I love the idea of travelling books. In fact I just plain love books and everything about them. I love books about books, like The Guernsey Literary and Potato Peel Pie Society. I also love movies about books, like 84 Charing Cross Road, which started life as a book and is based on a true story. Tonight I finally saw this movie in its entirety, from start to finish, and I enjoyed it very much.
It’s a movie about the beauty and wisdom to be found in books – especially old books – if we have the patience to look for them. But it’s also about the power of the written word to bring people together, forge friendships, cross cultures, bridge oceans, span time, and make the world smaller.
No spoilers here, just a few lines quoted in the movie that I found particularly moving.
The first, a poem by W. B. Yeats.
Had I the heavens’ embroidered cloths,
Enwrought with golden and silver light,
The blue and the dim and the dark cloths
Of night and light and the half light,
I would spread the cloths under your feet:
But I, being poor, have only my dreams;
I have spread my dreams under your feet;
Tread softly because you tread on my dreams.

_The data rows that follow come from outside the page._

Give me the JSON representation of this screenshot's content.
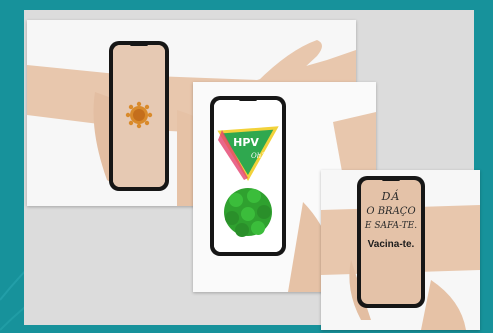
{
  "poster_text": {
    "badge": "HPV",
    "badge_sub": "Oh?",
    "line1": "DÁ",
    "line2": "O BRAÇO",
    "line3": "E SAFA-TE.",
    "line4": "Vacina-te."
  },
  "colors": {
    "background": "#17929b",
    "panel": "#dcdcdc",
    "badge_green": "#2fa84f",
    "badge_yellow": "#f2d23a",
    "virus_green": "#2fa12f",
    "virus_orange": "#d98a2b",
    "skin": "#e8c7ad",
    "phone": "#161616"
  },
  "icons": [
    "virus-icon",
    "hpv-badge-icon"
  ]
}
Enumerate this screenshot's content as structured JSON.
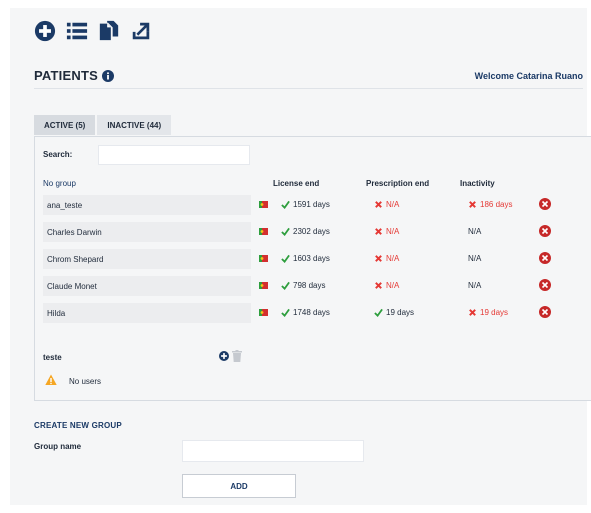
{
  "toolbar": {
    "items": [
      {
        "icon": "add-circle-icon"
      },
      {
        "icon": "list-icon"
      },
      {
        "icon": "copy-documents-icon"
      },
      {
        "icon": "export-icon"
      }
    ],
    "icon_color": "#1b3a66"
  },
  "header": {
    "title": "PATIENTS",
    "welcome": "Welcome Catarina Ruano"
  },
  "tabs": [
    {
      "label": "ACTIVE (5)",
      "active": true
    },
    {
      "label": "INACTIVE (44)",
      "active": false
    }
  ],
  "search": {
    "label": "Search:",
    "value": "",
    "placeholder": ""
  },
  "table": {
    "group_label": "No group",
    "columns": [
      "License end",
      "Prescription end",
      "Inactivity"
    ],
    "rows": [
      {
        "name": "ana_teste",
        "license": "1591 days",
        "license_ok": true,
        "prescription": "N/A",
        "prescription_ok": false,
        "inactivity": "186 days",
        "inactivity_alert": true
      },
      {
        "name": "Charles Darwin",
        "license": "2302 days",
        "license_ok": true,
        "prescription": "N/A",
        "prescription_ok": false,
        "inactivity": "N/A",
        "inactivity_alert": false
      },
      {
        "name": "Chrom Shepard",
        "license": "1603 days",
        "license_ok": true,
        "prescription": "N/A",
        "prescription_ok": false,
        "inactivity": "N/A",
        "inactivity_alert": false
      },
      {
        "name": "Claude Monet",
        "license": "798 days",
        "license_ok": true,
        "prescription": "N/A",
        "prescription_ok": false,
        "inactivity": "N/A",
        "inactivity_alert": false
      },
      {
        "name": "Hilda",
        "license": "1748 days",
        "license_ok": true,
        "prescription": "19 days",
        "prescription_ok": true,
        "inactivity": "19 days",
        "inactivity_alert": true
      }
    ]
  },
  "group2": {
    "label": "teste",
    "empty_text": "No users"
  },
  "create_group": {
    "title": "CREATE NEW GROUP",
    "name_label": "Group name",
    "name_value": "",
    "add_label": "ADD"
  },
  "colors": {
    "accent": "#1b3a66",
    "ok": "#2e9e3e",
    "alert": "#e53935",
    "warning": "#f5a623",
    "delete": "#c62828"
  }
}
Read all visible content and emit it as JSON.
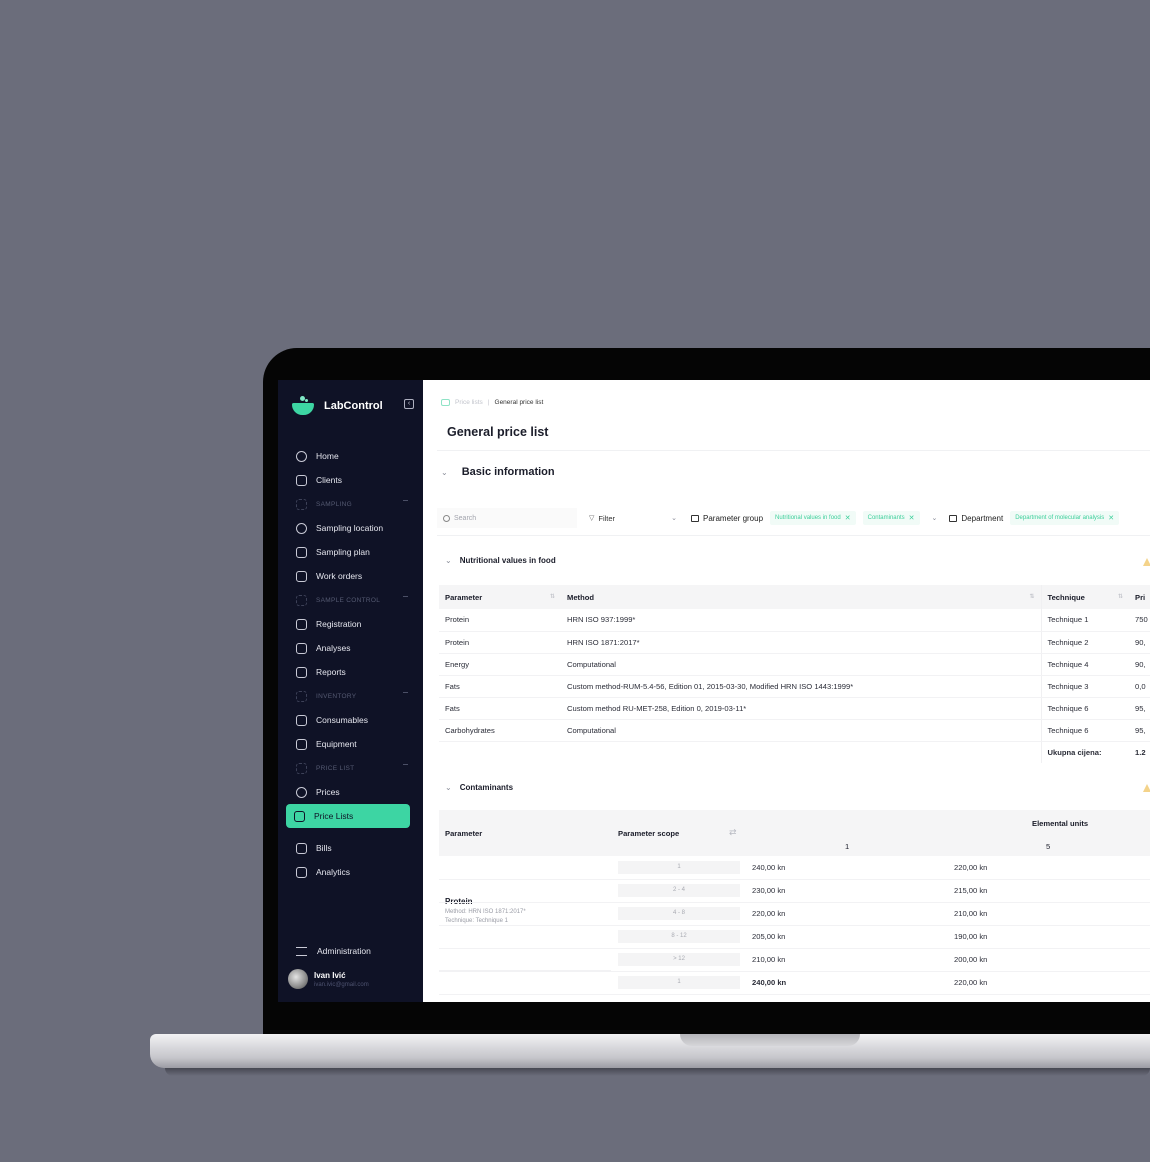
{
  "app": {
    "name": "LabControl"
  },
  "sidebar": {
    "items": [
      {
        "type": "item",
        "label": "Home",
        "icon": "home-icon"
      },
      {
        "type": "item",
        "label": "Clients",
        "icon": "users-icon"
      },
      {
        "type": "section",
        "label": "SAMPLING",
        "icon": "sampling-icon"
      },
      {
        "type": "item",
        "label": "Sampling location",
        "icon": "location-pin-icon"
      },
      {
        "type": "item",
        "label": "Sampling plan",
        "icon": "calendar-icon"
      },
      {
        "type": "item",
        "label": "Work orders",
        "icon": "document-icon"
      },
      {
        "type": "section",
        "label": "SAMPLE CONTROL",
        "icon": "sample-control-icon"
      },
      {
        "type": "item",
        "label": "Registration",
        "icon": "folder-icon"
      },
      {
        "type": "item",
        "label": "Analyses",
        "icon": "cube-icon"
      },
      {
        "type": "item",
        "label": "Reports",
        "icon": "report-icon"
      },
      {
        "type": "section",
        "label": "INVENTORY",
        "icon": "inventory-icon"
      },
      {
        "type": "item",
        "label": "Consumables",
        "icon": "flask-icon"
      },
      {
        "type": "item",
        "label": "Equipment",
        "icon": "equipment-icon"
      },
      {
        "type": "section",
        "label": "PRICE LIST",
        "icon": "price-list-icon"
      },
      {
        "type": "item",
        "label": "Prices",
        "icon": "money-icon"
      },
      {
        "type": "item",
        "label": "Price Lists",
        "icon": "price-lists-icon",
        "active": true
      },
      {
        "type": "gap"
      },
      {
        "type": "item",
        "label": "Bills",
        "icon": "wallet-icon"
      },
      {
        "type": "item",
        "label": "Analytics",
        "icon": "analytics-icon"
      }
    ],
    "administration": "Administration",
    "user": {
      "name": "Ivan Ivić",
      "email": "ivan.ivic@gmail.com"
    }
  },
  "breadcrumb": {
    "parent": "Price lists",
    "separator": "|",
    "current": "General price list"
  },
  "page": {
    "title": "General price list"
  },
  "basic_section": {
    "label": "Basic information"
  },
  "toolbar": {
    "search_placeholder": "Search",
    "filter_label": "Filter",
    "parameter_group_label": "Parameter group",
    "parameter_group_chips": [
      "Nutritional values in food",
      "Contaminants"
    ],
    "department_label": "Department",
    "department_chips": [
      "Department of molecular analysis"
    ]
  },
  "nutritional": {
    "title": "Nutritional values in food",
    "columns": [
      "Parameter",
      "Method",
      "Technique",
      "Pri"
    ],
    "rows": [
      {
        "parameter": "Protein",
        "method": "HRN ISO 937:1999*",
        "technique": "Technique 1",
        "price": "750"
      },
      {
        "parameter": "Protein",
        "method": "HRN ISO 1871:2017*",
        "technique": "Technique 2",
        "price": "90,"
      },
      {
        "parameter": "Energy",
        "method": "Computational",
        "technique": "Technique 4",
        "price": "90,"
      },
      {
        "parameter": "Fats",
        "method": "Custom method-RUM-5.4-56, Edition 01, 2015-03-30, Modified HRN ISO 1443:1999*",
        "technique": "Technique 3",
        "price": "0,0"
      },
      {
        "parameter": "Fats",
        "method": "Custom method RU-MET-258, Edition 0, 2019-03-11*",
        "technique": "Technique 6",
        "price": "95,"
      },
      {
        "parameter": "Carbohydrates",
        "method": "Computational",
        "technique": "Technique 6",
        "price": "95,"
      }
    ],
    "total_label": "Ukupna cijena:",
    "total_value": "1.2"
  },
  "contaminants": {
    "title": "Contaminants",
    "columns": {
      "parameter": "Parameter",
      "scope": "Parameter scope",
      "units_group": "Elemental units",
      "unit_1": "1",
      "unit_5": "5"
    },
    "protein": {
      "name": "Protein",
      "method": "Method: HRN ISO 1871:2017*",
      "technique": "Technique: Technique 1"
    },
    "rows": [
      {
        "scope": "1",
        "u1": "240,00 kn",
        "u5": "220,00 kn"
      },
      {
        "scope": "2 - 4",
        "u1": "230,00 kn",
        "u5": "215,00 kn"
      },
      {
        "scope": "4 - 8",
        "u1": "220,00 kn",
        "u5": "210,00 kn"
      },
      {
        "scope": "8 - 12",
        "u1": "205,00 kn",
        "u5": "190,00 kn"
      },
      {
        "scope": "> 12",
        "u1": "210,00 kn",
        "u5": "200,00 kn"
      },
      {
        "scope": "1",
        "u1": "240,00 kn",
        "u5": "220,00 kn",
        "bold": true
      }
    ]
  },
  "colors": {
    "accent": "#3dd5a3",
    "sidebar_bg": "#0f1226",
    "background": "#6b6d7b"
  }
}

And the second, an exerpt from one of John Dunne’s Meditations.
“..all mankind is of one author, and is one volume; when one man dies, one chapter is not torn out of the book, but translated into a better language; and every chapter must be so translated; God employs several translators; some pieces are translated by age, some by sickness, some by war, some by justice; but God’s hand is in every translation, and his hand shall bind up all our scattered leaves again for that library where every book shall lie open to one another.”
Good night, sleep well – tread softly – and happy reading.